I am not a New Yorker. I’m a transplant. A Northern Californian relocated from his foggy climes to the urban jungle of New York City. I ride the subway. I see the rats (all of whom I rather enjoy the company of). Amidst the daily clamor, the concrete jumble, the yelling, the kicking, the screaming, I find peace. Eked-out by my motto of “take time to make time”, I have found my solace.
For those who know me, this takes many forms: cooking, exploring, music, meditation, tea. First and foremost, tea. Tea has saved me somehow. From the madness of a PhD candidacy to a vow of poverty, up through to my current life in New York City’s regular and daily “churn”, to simply sit with tea is “just enough”.
But to say I’ve done it alone is to ignore the countless people, places, and spaces that have supported my (and many other’s) cultivation. I’m taking about tea houses and their owners. The people who make it happen.

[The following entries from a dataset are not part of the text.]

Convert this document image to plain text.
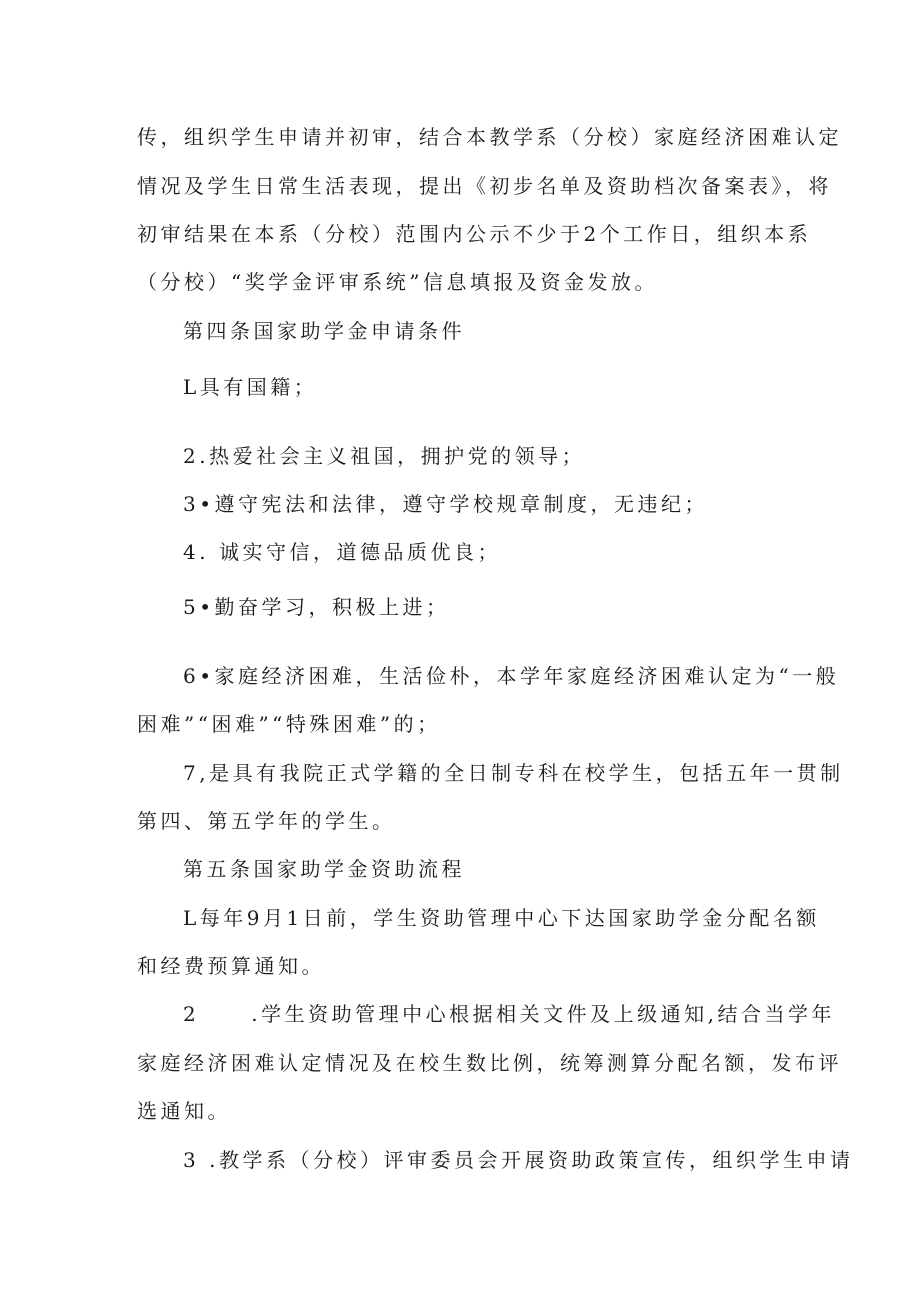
传，组织学生申请并初审，结合本教学系（分校）家庭经济困难认定
情况及学生日常生活表现，提出《初步名单及资助档次备案表》，将
初审结果在本系（分校）范围内公示不少于2个工作日，组织本系
（分校）“奖学金评审系统”信息填报及资金发放。
第四条国家助学金申请条件
L具有国籍；
2.热爱社会主义祖国，拥护党的领导；
3•遵守宪法和法律，遵守学校规章制度，无违纪；
4. 诚实守信，道德品质优良；
5•勤奋学习，积极上进；
6•家庭经济困难，生活俭朴，本学年家庭经济困难认定为“一般
困难”“困难”“特殊困难”的；
7,是具有我院正式学籍的全日制专科在校学生，包括五年一贯制
第四、第五学年的学生。
第五条国家助学金资助流程
L每年9月1日前，学生资助管理中心下达国家助学金分配名额
和经费预算通知。
2	.学生资助管理中心根据相关文件及上级通知,结合当学年
家庭经济困难认定情况及在校生数比例，统筹测算分配名额，发布评
选通知。
3 .教学系（分校）评审委员会开展资助政策宣传，组织学生申请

From the mercantile to the monkish, the tea merchant crisscrosses a vast expanse of ideological and psychological forms, creating along the way spaces dedicated to “their version” of “the Way”. No one is incorrect in their iteration, but each produces something purely their own.
Love them or leave them, what they do is (and will always be) difficult. Turning a tiny leaf into a mighty buck. Boiled water. Ceramic. Bamboo. Paper. Glass. Iron. Caffeine. The list goes on. Yet, I, too have been in their shoes, though only for a while.
To their tough travails I offer up this article, published today on Sprudge (itself, a coffee-centric publication). Even in this realm, tea (the second most consumed beverage worldwide) is a side note (though a noteworthy one).
My little guide to New York City’s tea houses is by no means complete. By no means extensive. Just a breath on the wind. But I hope it causes conversation. I hope it sparks pondering. This city is always evolving, and, currently, it holds some of the nation’s (dare I say the world’s) most interesting tea houses.